Foi na pandemia que todo mundo ficou mais próximo um do outro, viramos amigos mesmo naquele período. A gente sempre estava em call, jogando videogame junto, e isso ajudou muito nessa aproximação. Depois que a pandemia deu uma melhorada, começamos a nos ver mais, a ter esse contato pessoal mesmo. Então, já nos conhecíamos antes, já trabalhávamos juntos, e essa vivência da pandemia só ajudou nessa amizade, porque era um momento de lazer que a gente compartilhava.
Quem escuta vocês, logo de cara, já nota que são diferenciados, por conta da influência, principalmente, do Garage. Como foi o processo de formação dessa estética?
Mirral: A música eletrônica é um rolê que eu já tinha tentado participar antes, mas não me identificava com aquilo, já que rola essa gentrificação, esse elitismo. Quando a gente se refere às nossas músicas, fazemos questão de ressaltar que se trata de música eletrônica periférica. Conforme o tempo passa, esse contexto tem se tornado uma coisa diferente, tem vários artistas levantando essa bandeira que a gente levanta. Se você ver o nascimento do house, do disco, todo esse rolê envolvido com música eletrônica é um rolê preto.
Well: Como o Mirral falou, eu nunca tinha me sentido parte desse contexto da música eletrônica de antigamente. As referências que a gente tinha, comercialmente falando, são muito desconectadas da história desse estilo. Pegando pelo conceito, rap, funk, tudo isso que é produzido digitalmente pode ser considerado música eletrônica. Então, rolou muita apropriação.
Quando eu era adolescente, música eletrônica era coisa de playboy, e eu não sou playboy, eu não conseguia me ver ali. Essa sonoridade, porém, vem de pessoas parecidas com a gente. A proposta, portanto, passa por esse resgate das raízes da música eletrônica. Então, a gente levanta essa bandeira até para oferecer alternativas de produção de arte. O público abraçou a nossa estética, então, a gente não viu motivos para parar, tentar nos adequar a um certo padrão. Estamos criando nosso próprio estilo.
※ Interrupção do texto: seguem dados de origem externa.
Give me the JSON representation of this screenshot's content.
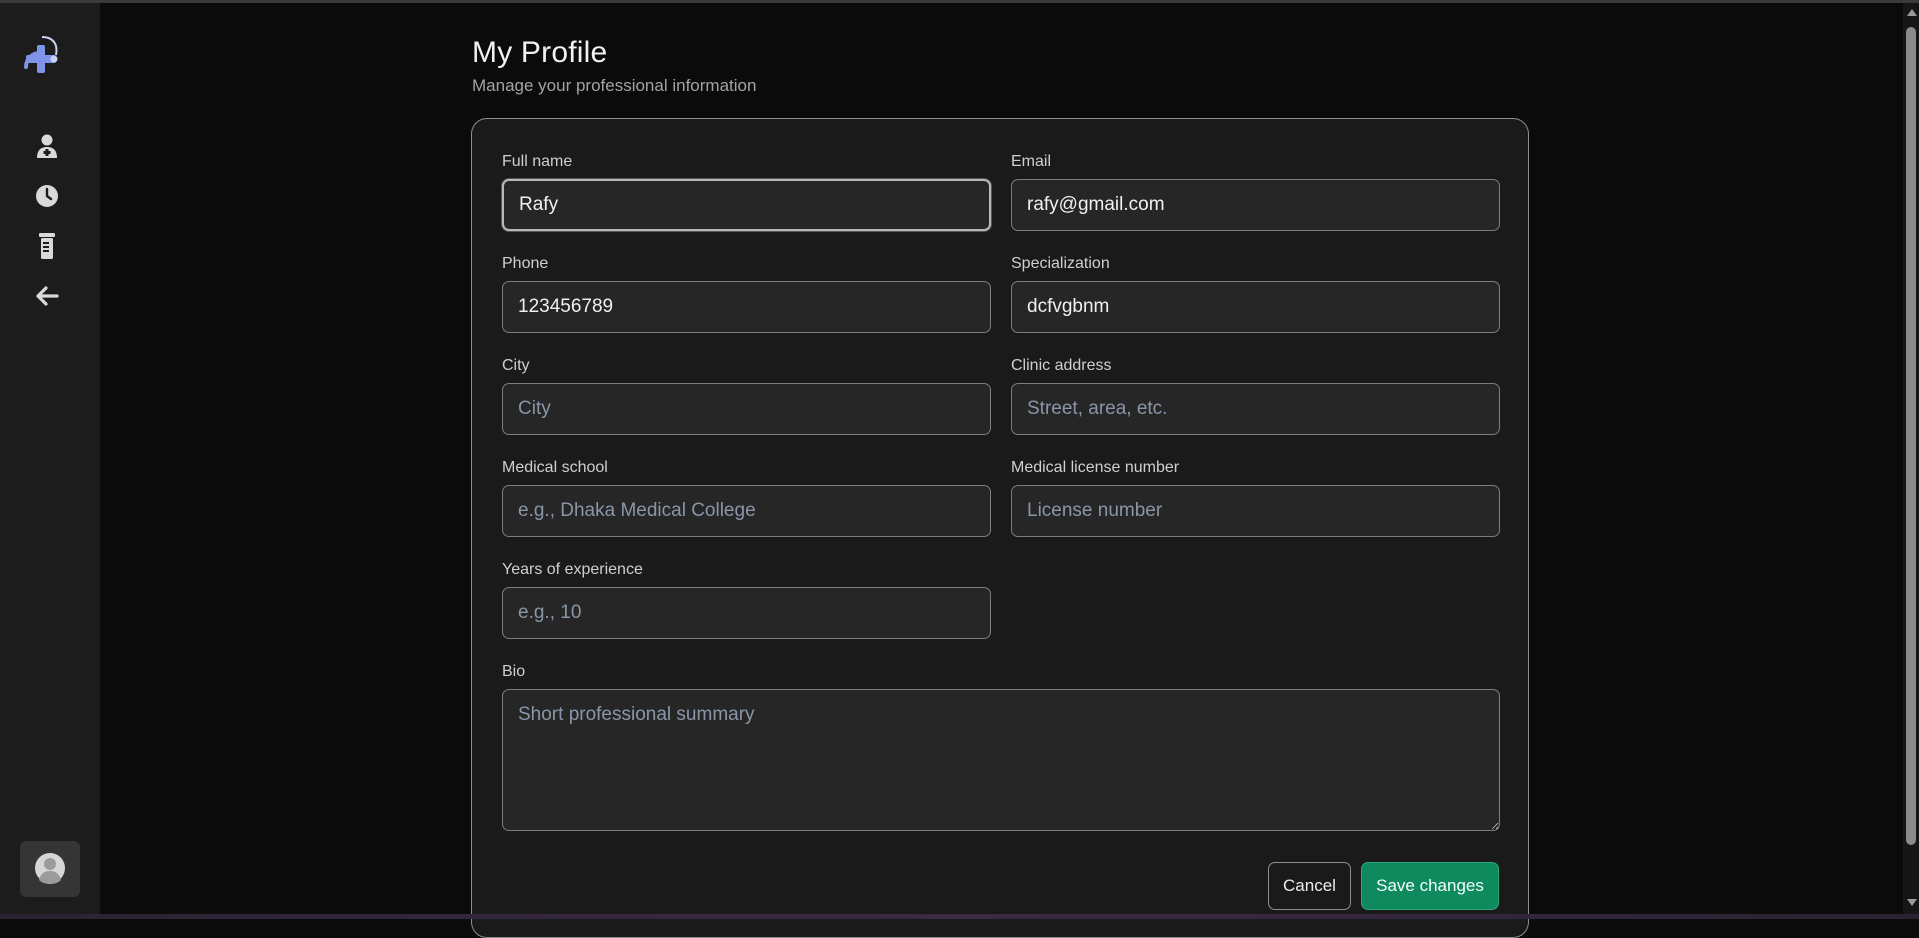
{
  "header": {
    "title": "My Profile",
    "subtitle": "Manage your professional information"
  },
  "sidebar": {
    "items": [
      {
        "icon": "doctor-icon",
        "label": ""
      },
      {
        "icon": "clock-icon",
        "label": ""
      },
      {
        "icon": "document-icon",
        "label": ""
      },
      {
        "icon": "arrow-left-icon",
        "label": ""
      }
    ],
    "avatar_icon": "user-avatar-icon",
    "logo_icon": "medical-logo-icon"
  },
  "form": {
    "full_name": {
      "label": "Full name",
      "value": "Rafy",
      "placeholder": ""
    },
    "email": {
      "label": "Email",
      "value": "rafy@gmail.com",
      "placeholder": ""
    },
    "phone": {
      "label": "Phone",
      "value": "123456789",
      "placeholder": ""
    },
    "specialization": {
      "label": "Specialization",
      "value": "dcfvgbnm",
      "placeholder": ""
    },
    "city": {
      "label": "City",
      "value": "",
      "placeholder": "City"
    },
    "clinic_address": {
      "label": "Clinic address",
      "value": "",
      "placeholder": "Street, area, etc."
    },
    "medical_school": {
      "label": "Medical school",
      "value": "",
      "placeholder": "e.g., Dhaka Medical College"
    },
    "license_number": {
      "label": "Medical license number",
      "value": "",
      "placeholder": "License number"
    },
    "years_experience": {
      "label": "Years of experience",
      "value": "",
      "placeholder": "e.g., 10"
    },
    "bio": {
      "label": "Bio",
      "value": "",
      "placeholder": "Short professional summary"
    }
  },
  "actions": {
    "cancel_label": "Cancel",
    "save_label": "Save changes"
  },
  "colors": {
    "accent_save": "#0f8a5f",
    "logo_blue": "#7f93e8",
    "background": "#0b0b0b",
    "sidebar": "#1c1c1c",
    "card": "#1a1a1a"
  }
}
George: O que a gente faz é uma junção muito específica. Tem a história do Mirral, do Well, da Akila e a minha também. Em “fml”, o primeiro som que a gente fez juntos, tínhamos algumas referências muito claras, como o AJ Tracey, que é um artista que faz Garage. Mas, mesmo assim, a música saiu muito diferente dessa referência.
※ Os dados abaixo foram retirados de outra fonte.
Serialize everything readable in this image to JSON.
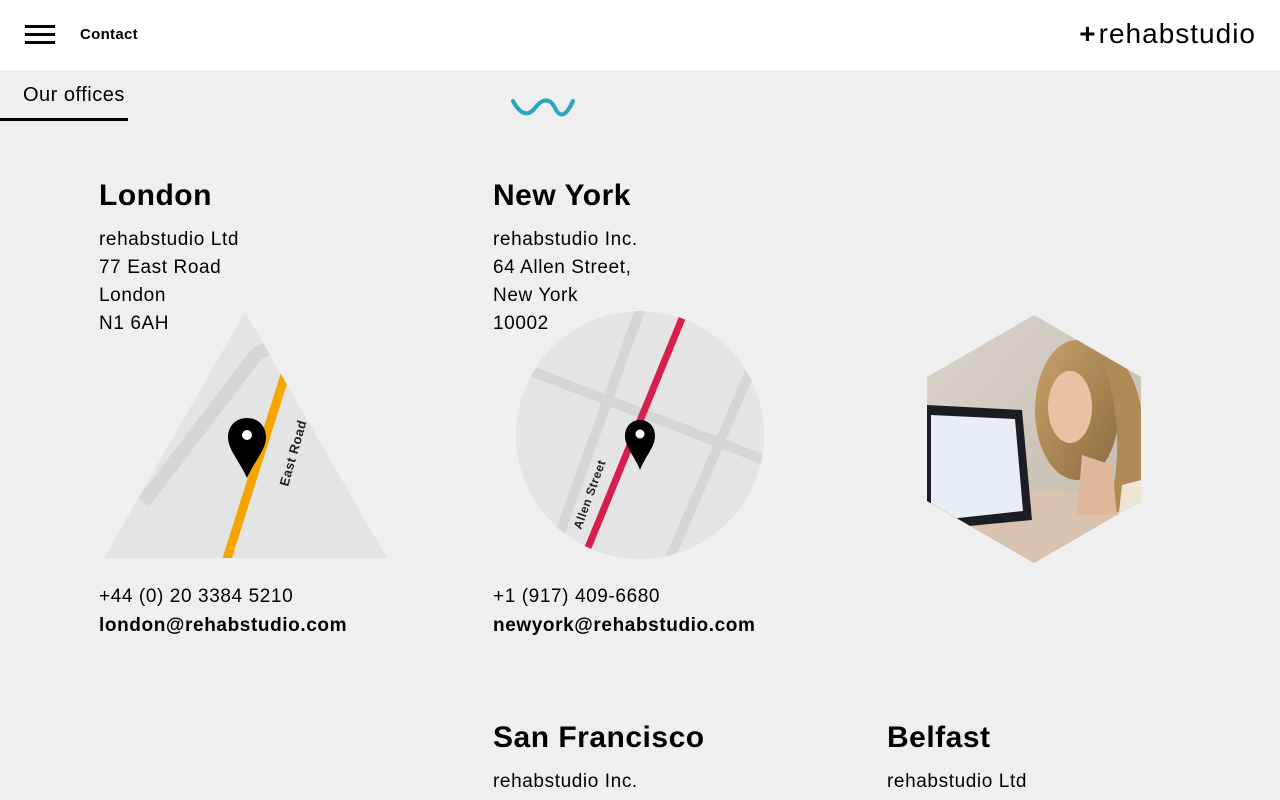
{
  "header": {
    "contact_label": "Contact",
    "logo_plus": "+",
    "logo_text": "rehabstudio"
  },
  "section": {
    "tab_label": "Our offices"
  },
  "colors": {
    "wave": "#2aa6c0",
    "london_road": "#f5a500",
    "newyork_street": "#d81e4d",
    "map_bg": "#e4e4e4"
  },
  "offices": [
    {
      "city": "London",
      "address": [
        "rehabstudio Ltd",
        "77 East Road",
        "London",
        "N1 6AH"
      ],
      "map_label": "East Road",
      "phone": "+44 (0) 20 3384 5210",
      "email": "london@rehabstudio.com"
    },
    {
      "city": "New York",
      "address": [
        "rehabstudio Inc.",
        "64 Allen Street,",
        "New York",
        "10002"
      ],
      "map_label": "Allen Street",
      "phone": "+1 (917) 409-6680",
      "email": "newyork@rehabstudio.com"
    },
    {
      "city": "San Francisco",
      "address": [
        "rehabstudio Inc."
      ]
    },
    {
      "city": "Belfast",
      "address": [
        "rehabstudio Ltd"
      ]
    }
  ]
}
A original tem um vocal feminino, mais “para cima”, e não que a nossa não fosse, mas era mais pesada, tinha outro apelo. Daí, fomos evoluindo e testando mais coisas, como o drum n’ bass. Um amigo nosso até comentou, certa vez, que é como se fosse quando você vai dar um remédio para o seu gato, mas esconde o comprimido dentro do pão. É isso que a gente faz com as nossas referências.
Falando ainda sobre sonoridade, e até fugindo um pouco disso também, o som de vocês manifesta uma aura “punk”, por ser extremamente dinâmico, mas por também assimilar algumas coisas que não pertencem, pelo menos à primeira vista, ao rap e à música eletrônica, como o uso da guitarra que vocês fizeram no show da Virada Cultural. Como vocês selecionam essas influências que vêm de fora do escopo mais tradicional desses estilos?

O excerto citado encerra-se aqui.